El fenómeno funciona. Ahí está la gente, ahorrando unos cuartos para pagarse una comida en nosedónde, porque si nunca has comido en chez fulano es que te falta algo en la vida. ¿No se entera de que ahora todos somos gastrónomos? Hace unos meses, mi compañero de piso me contó que se había comido un solomillo braseado sobre una cama de patatas panaderas extraordinario, sublime; atómico. Un filete con papas. Hoy día no eres nadie si no te has zampado media docena de esferificaciones, dos o tres espumas y un pollo liofilizado. Es lamentable.
La cocina es una fuente inagotable de placeres. No solo da de comer, sino que ofrece, por el camino, toda una serie de goces sutiles que cualquier glotón disfruta a calzón quitado. Ir al mercado, estudiar recetarios, cocinar sin prisas, dar de comer a los amigos… Hay libros excepcionales de gastronomía que jamás recomendará el überchef de turno. «No quería yo resucitar las polémicas de la señora mahonesa, mayonesa, mignonesa, bayonesa, etc., etc., que de diez maneras se titula por los eruditos que procuran su origen. Hay quien lo pone en la cruzada contra los albigenses, batida por las patas de los caballos de Simón de Montfort: salsa de cruzado y de predicador dominicano. […] Las salsas flamencas son salsas de plaza sitiada, en las que todo compango es bueno. La salsa holandesa es una salsa de insurrectos tristes, de insurrectos calvinistas. Las salsas alemanas son salsas en borrador, textos confusos, escaramuzas nocturnas. ¡Qué diferente la mayonesa, salsa de batalla campal, abierta en un llano la noble geometría de los ejércitos!».
Este fragmento es de Álvaro Cunqueiro, escritor gallego y famoso comilón, de un libro llamado La cocina cristiana de Occidente. Camba escribe en cierto momento de La casa de Lúculo: «Mi amor pasional por la sardina, cuya miseria reconozco a la vez que su grandeza, no bastaría, ni con mucho, a hacerme despreciar el lenguado». En su hilarante libro El perfeccionista en la cocina, Julian Barnes confiesa: «En la cocina del perfeccionista se encuentra el cajón habitual para los cuchillos, pelapatatas y espetones, el 80% de los cuales usa con regularidad. También hay un gran tarro para cucharas de madera, espátulas y demás, de las que usa el 95%, y que llegaría al 100% de no ser por ese inevitable colador grande con cuchara cuyo cuenco está hecho con una calabaza. Pero además está el otro cajón, donde viven objetos de uso esporádico, donde todo está revuelto y es furtivo, y en el que introduces una mano cautelosa porque no sabes dónde acechan las puntas afiladas».

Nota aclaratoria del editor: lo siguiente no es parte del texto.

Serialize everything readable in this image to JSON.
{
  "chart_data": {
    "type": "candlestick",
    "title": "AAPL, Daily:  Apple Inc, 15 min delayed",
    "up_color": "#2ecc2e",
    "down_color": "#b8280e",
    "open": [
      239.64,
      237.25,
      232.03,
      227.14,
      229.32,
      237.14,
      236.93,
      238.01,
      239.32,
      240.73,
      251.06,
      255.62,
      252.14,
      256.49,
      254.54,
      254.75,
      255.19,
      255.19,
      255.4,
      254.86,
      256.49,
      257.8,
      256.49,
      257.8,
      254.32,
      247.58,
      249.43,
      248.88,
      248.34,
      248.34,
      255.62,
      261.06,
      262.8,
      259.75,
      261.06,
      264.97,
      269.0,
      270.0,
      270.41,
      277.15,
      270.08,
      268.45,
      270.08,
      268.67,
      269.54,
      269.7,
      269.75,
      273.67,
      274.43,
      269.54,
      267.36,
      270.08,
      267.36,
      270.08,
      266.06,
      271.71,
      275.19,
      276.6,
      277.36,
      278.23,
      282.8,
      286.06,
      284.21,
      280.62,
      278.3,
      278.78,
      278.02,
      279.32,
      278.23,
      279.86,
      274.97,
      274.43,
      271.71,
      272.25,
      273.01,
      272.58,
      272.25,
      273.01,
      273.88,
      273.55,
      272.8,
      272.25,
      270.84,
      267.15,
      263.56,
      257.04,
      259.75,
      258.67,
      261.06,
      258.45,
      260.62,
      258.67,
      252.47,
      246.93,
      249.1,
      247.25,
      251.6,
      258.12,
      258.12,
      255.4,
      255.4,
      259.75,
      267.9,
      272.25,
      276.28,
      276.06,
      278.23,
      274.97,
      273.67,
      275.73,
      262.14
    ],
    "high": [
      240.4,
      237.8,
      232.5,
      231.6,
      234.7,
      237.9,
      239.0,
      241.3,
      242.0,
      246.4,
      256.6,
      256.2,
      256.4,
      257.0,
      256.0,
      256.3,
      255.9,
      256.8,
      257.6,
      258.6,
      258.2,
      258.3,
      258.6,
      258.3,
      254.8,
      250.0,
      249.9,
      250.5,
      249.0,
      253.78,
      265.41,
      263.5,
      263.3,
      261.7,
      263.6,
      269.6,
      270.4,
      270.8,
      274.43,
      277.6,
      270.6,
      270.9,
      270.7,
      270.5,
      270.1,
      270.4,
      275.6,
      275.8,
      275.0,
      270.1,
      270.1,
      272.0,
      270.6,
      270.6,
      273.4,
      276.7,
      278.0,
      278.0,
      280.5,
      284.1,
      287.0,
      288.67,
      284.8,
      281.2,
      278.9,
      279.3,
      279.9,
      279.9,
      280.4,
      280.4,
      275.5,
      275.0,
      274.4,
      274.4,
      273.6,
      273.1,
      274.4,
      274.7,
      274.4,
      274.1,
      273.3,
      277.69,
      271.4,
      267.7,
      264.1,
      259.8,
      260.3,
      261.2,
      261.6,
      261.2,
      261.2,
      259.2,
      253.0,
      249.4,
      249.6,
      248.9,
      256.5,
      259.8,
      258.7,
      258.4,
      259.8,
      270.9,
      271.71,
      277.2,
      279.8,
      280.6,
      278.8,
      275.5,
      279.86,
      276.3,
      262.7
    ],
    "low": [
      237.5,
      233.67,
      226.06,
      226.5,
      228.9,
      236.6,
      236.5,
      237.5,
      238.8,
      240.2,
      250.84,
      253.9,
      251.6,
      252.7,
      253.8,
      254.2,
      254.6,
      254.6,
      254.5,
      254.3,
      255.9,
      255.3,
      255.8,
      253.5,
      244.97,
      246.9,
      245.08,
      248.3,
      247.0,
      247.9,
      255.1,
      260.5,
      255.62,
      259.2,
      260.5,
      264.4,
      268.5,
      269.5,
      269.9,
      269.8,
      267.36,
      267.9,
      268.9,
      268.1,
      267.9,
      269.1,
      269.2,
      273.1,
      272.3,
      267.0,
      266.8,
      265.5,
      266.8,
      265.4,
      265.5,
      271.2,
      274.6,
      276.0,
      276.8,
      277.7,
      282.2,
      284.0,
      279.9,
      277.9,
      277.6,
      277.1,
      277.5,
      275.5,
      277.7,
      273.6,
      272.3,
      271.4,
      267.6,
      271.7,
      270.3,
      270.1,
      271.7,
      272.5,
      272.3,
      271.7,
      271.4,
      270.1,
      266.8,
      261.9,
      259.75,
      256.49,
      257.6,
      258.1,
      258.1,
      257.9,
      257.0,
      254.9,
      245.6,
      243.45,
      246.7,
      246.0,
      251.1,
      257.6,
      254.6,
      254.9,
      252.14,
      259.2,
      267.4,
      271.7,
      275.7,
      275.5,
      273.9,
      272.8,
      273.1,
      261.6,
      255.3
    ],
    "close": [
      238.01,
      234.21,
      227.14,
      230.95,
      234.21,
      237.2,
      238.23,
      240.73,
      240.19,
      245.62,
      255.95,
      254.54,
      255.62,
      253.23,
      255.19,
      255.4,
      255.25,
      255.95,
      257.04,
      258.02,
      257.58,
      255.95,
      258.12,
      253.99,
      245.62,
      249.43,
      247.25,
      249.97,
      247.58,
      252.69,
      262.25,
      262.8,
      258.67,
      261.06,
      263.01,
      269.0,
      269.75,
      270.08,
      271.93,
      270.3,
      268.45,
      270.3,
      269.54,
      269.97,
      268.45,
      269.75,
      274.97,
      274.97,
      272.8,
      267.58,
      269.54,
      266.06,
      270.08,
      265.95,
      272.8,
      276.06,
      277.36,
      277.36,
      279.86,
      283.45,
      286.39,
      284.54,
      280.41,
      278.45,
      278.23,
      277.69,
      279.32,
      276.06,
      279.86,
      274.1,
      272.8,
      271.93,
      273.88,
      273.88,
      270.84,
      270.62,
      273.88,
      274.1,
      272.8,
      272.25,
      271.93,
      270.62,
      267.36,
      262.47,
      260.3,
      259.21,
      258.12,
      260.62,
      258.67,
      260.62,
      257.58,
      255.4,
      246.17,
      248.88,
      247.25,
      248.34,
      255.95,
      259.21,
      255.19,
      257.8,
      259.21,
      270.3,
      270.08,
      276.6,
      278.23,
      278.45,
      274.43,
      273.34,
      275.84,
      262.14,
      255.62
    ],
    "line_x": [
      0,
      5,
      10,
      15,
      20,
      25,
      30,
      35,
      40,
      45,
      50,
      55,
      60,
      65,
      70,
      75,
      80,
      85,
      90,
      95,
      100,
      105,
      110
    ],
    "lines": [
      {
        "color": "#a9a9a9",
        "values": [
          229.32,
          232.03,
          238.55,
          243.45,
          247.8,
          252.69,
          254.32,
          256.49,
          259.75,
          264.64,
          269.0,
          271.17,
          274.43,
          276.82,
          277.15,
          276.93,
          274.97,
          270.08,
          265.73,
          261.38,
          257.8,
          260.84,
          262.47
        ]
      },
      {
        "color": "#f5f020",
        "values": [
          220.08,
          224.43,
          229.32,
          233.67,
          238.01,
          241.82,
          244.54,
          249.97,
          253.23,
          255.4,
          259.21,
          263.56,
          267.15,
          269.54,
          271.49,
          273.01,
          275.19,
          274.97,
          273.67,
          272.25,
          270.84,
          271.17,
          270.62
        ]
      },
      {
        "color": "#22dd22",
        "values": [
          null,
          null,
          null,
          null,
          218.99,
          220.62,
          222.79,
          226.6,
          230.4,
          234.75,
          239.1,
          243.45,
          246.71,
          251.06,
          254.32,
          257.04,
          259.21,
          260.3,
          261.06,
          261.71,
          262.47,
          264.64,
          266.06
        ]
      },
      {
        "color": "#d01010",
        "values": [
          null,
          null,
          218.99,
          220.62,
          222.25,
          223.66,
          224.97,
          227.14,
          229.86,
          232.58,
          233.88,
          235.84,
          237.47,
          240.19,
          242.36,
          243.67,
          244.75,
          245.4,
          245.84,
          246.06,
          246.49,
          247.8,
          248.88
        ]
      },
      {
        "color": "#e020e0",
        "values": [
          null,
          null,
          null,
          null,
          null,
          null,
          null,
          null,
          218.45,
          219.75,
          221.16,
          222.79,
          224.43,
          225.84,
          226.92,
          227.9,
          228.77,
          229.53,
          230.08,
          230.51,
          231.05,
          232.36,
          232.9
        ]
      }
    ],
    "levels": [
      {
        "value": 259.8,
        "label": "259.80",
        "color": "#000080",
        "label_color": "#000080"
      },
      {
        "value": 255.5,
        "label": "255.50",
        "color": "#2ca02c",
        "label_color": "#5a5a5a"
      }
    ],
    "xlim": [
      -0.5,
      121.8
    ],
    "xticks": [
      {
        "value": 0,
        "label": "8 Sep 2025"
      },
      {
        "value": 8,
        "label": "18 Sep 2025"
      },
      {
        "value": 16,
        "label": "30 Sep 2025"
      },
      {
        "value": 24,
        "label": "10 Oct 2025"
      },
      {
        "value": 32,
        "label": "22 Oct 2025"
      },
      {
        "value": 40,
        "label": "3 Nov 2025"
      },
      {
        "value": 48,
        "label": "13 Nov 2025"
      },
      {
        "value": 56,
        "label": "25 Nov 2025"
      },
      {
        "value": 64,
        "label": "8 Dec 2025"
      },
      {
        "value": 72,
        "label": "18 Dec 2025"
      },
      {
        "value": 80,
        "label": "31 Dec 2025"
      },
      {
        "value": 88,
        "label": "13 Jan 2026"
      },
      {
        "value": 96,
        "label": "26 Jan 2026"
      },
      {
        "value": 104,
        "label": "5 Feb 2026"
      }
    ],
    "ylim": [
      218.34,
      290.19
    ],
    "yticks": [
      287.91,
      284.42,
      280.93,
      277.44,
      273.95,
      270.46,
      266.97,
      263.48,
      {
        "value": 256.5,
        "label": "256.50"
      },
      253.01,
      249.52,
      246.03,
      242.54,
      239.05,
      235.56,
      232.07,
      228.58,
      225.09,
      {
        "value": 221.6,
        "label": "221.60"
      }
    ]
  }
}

«El plato tiene que estar lleno de sabor, poniendo mucho mimo en la presentación. Le doy una importancia absoluta al detalle», dice Samantha Vallejo-Nájera, mientras mira muy seria a la cámara, en la intro de Masterchef. No hay color. Los concursos de cocineritos son la cristalización de todo lo cutre y pernicioso del sistema (la competitividad, la publicidad constante, la incitación a consumir, la obsesión por crear necesidades). Ahora se han lanzado sobre la gastronomía, ofreciéndonos humo, elitismo, caprichos de nuevo rico y libros malos. La glotonería es una afición estupenda, que debe cultivarse con mimo, buenos libros, vinos deliciosos y manjares suculentos. Todo esto lo teníamos antes de los megachef. Sería estupendo que les saliese la jugada al revés. No me verán a mí en el restaurante de Jordi Cruz ni de David Muñoz.